Even for those new to the financial world, the Dow Jones Industrial Average is something that many have certainly heard of, though might not fully understand what it is. Referenced almost daily on television news and radio updates, people may have a loose understanding of it without being able to explain it to someone else.
Simply put, The Dow Jones Industrial Average (DJIA) is an index or way of measuring the value of 30 large, publicly-owned blue-chip companies being actively traded on the New York Stock Exchange (NYSE) and Nasdaq. Named after Charles Dow, who was responsible for creating the tracking index in 1896, along with his business partner, Edward Jones, the index is often used as a pulse for the larger market health. The second oldest market index, the group was created to be a market thermometer that makes it easier to look at one source instead of multiple sources to assess the status of the market. The stocks that are chosen for the Dow have proven consistent value through the ups and downs of the market, so if the Dow finishes the trading day higher, individual investors can infer that the overall market is relatively healthy. The opposite is true as well: When the Dow ends the trading day lower, shareholders can infer that the market is down.

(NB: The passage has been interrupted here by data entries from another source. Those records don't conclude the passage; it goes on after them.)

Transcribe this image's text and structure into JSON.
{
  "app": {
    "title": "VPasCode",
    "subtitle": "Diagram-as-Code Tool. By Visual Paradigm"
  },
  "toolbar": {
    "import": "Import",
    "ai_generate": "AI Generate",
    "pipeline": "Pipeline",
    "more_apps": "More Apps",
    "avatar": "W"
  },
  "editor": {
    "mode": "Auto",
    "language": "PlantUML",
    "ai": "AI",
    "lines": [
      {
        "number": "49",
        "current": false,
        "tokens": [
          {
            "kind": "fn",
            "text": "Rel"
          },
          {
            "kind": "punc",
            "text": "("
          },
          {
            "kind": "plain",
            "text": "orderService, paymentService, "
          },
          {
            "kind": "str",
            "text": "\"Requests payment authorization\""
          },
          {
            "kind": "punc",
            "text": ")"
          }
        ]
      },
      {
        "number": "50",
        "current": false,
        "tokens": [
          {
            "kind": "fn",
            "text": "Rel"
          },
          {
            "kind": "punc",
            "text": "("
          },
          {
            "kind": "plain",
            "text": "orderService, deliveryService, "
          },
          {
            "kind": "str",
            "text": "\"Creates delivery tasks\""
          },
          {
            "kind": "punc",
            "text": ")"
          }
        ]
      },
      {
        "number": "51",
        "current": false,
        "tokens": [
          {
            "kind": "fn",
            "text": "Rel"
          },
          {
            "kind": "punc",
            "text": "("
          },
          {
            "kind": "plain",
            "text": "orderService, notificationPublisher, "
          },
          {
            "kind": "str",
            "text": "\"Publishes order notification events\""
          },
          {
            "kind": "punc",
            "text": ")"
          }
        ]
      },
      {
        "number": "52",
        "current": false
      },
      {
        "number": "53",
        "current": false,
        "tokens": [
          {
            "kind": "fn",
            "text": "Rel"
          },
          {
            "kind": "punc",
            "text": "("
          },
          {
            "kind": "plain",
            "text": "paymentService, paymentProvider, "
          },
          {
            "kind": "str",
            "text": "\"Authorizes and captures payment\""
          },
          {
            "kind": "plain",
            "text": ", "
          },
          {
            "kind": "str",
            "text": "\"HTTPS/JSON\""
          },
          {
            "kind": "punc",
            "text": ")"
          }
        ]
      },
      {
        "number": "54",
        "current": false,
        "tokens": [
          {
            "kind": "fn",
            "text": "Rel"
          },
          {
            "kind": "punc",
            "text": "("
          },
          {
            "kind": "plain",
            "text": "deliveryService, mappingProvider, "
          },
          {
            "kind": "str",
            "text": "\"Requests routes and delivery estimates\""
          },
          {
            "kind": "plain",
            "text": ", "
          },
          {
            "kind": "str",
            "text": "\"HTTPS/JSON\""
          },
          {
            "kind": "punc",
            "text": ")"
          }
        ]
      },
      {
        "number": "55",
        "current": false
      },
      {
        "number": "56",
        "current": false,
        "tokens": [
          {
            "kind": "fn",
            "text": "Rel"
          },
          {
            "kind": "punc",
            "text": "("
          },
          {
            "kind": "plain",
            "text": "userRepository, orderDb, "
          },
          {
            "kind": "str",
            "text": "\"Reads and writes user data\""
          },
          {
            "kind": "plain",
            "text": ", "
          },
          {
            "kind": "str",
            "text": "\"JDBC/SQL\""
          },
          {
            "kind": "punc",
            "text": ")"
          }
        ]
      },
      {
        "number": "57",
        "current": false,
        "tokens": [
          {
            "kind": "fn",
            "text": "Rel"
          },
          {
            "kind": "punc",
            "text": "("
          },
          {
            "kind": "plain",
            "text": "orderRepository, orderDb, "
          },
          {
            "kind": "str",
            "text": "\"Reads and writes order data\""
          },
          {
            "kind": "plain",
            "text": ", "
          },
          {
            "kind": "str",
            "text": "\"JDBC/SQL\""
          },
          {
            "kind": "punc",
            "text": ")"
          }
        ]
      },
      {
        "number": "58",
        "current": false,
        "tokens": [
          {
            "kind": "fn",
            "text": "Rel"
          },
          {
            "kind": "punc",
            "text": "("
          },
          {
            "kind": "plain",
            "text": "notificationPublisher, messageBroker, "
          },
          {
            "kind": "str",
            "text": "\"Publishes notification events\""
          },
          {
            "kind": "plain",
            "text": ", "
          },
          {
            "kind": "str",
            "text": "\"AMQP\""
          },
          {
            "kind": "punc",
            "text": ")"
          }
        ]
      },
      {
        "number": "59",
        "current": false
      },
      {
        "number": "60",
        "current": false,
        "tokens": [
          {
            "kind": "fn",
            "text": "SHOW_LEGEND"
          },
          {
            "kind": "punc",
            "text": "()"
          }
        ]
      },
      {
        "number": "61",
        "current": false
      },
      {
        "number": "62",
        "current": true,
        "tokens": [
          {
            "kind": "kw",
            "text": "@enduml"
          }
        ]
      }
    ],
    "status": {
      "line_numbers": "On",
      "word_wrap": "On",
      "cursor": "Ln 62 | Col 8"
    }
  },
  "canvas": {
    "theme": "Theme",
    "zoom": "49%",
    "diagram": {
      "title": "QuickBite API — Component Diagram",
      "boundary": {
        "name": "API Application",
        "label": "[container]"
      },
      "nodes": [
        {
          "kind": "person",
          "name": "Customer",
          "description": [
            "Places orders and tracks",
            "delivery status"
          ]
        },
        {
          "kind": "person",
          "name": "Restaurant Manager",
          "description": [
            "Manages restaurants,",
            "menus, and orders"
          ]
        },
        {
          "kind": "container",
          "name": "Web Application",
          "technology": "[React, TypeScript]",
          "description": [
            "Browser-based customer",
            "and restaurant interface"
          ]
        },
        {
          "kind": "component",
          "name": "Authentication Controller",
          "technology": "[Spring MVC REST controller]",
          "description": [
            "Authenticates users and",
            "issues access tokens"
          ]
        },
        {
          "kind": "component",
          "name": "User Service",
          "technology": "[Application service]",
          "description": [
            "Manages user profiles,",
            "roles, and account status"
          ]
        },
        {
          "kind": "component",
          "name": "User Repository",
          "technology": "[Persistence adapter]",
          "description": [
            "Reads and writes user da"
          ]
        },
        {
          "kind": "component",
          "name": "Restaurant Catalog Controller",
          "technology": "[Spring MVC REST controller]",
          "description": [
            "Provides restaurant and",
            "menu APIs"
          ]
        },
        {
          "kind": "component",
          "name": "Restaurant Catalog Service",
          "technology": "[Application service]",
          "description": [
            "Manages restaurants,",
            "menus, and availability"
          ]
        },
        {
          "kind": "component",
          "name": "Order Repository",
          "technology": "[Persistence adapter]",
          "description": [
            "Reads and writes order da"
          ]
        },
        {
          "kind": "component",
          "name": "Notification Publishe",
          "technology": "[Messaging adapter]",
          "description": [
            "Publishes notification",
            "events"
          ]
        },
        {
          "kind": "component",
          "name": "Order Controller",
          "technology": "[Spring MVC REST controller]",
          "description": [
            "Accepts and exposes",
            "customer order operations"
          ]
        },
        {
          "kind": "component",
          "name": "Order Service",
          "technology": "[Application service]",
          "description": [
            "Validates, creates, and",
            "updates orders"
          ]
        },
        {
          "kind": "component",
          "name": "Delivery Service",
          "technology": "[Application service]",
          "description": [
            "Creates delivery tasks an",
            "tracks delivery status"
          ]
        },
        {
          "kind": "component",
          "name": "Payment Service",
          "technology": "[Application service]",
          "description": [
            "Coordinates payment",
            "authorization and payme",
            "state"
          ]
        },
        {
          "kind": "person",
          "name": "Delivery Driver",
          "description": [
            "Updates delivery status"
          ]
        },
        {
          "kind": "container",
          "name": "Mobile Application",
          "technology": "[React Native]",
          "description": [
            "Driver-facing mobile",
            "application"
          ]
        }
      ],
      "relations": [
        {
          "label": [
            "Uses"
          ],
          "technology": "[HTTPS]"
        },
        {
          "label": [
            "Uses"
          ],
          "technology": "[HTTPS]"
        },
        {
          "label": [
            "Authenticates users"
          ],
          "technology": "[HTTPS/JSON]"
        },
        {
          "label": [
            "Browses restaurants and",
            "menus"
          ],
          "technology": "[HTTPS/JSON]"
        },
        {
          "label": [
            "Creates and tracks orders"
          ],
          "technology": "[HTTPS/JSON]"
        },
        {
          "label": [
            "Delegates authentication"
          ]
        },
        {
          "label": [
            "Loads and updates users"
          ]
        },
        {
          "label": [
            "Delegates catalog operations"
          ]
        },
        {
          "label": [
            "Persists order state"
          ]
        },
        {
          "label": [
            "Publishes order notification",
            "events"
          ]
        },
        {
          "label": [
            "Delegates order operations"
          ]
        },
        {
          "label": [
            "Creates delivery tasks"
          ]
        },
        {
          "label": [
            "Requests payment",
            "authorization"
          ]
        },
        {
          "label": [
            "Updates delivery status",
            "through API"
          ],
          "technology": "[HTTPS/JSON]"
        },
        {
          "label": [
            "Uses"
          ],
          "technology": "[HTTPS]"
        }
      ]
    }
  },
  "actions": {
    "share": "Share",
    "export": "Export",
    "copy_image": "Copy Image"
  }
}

A retail shareholder that is new to investing might think it makes good sense to buy shares in the DJIA, which can be confusing, since the DJIA has a ticker symbol (DJI) even though the Dow itself isn’t tradable. Investors could choose to invest in one or some of the 30 companies that make up the Dow. Or individual investors could purchase specific ETFs and mutual funds that are designed to mirror the Dow’s makeup.
The companies that are currently in the Dow 30 have been selected by a committee of editors at The Wall Street Journal. A hefty responsibility, the committee has to make decisions about a company based on its reputation, its sustained growth and the size of its market capitalization. If a company has significant market capitalization, it is a reference to the value that is of the outstanding common shares owned by stockholders and an indicator that it has reached a certain stage of corporate development. The only real stipulation on whether a company can be a part of the Dow or not is that it is a non-transportation or non-utility company in the S&P 500 (publicly traded). Generally the financial performance of a company plays a large role in whether or not a company stays in the Dow, and the trend has been to favor technology and healthcare companies. In a recent interview, WSJ Editor Mike Prestbo said that they try to select a group that represents a composite of the market.
Determining the value of the DJIA is not simply an average of the stock price of each of its members, though in the beginning it was. Charles Dow calculated the average by adding the prices of the 12 Dow stocks and dividing them by 12 to determine a simple average. As the number of stocks in the DJIA grew to 30, the manner to establish the value became more nuanced. Stocks with higher share costs are assigned greater weight in the index. So a larger percentage move in a higher-priced asset will have a greater impact on the final calculated value. The Dow Divisor is a number that factors in stock splits and stock dividends to become a universal way to understand the effect of a one-point move in any of the 30 stocks that make up the Dow.
Though the DJIA is a tool that is a useful thermometer of the market, it is subject to change and the whims of the market. As with any stock information, it is strongly recommended that you seek out an experienced and knowledgeable financial advisor to guide you through the investing landscape.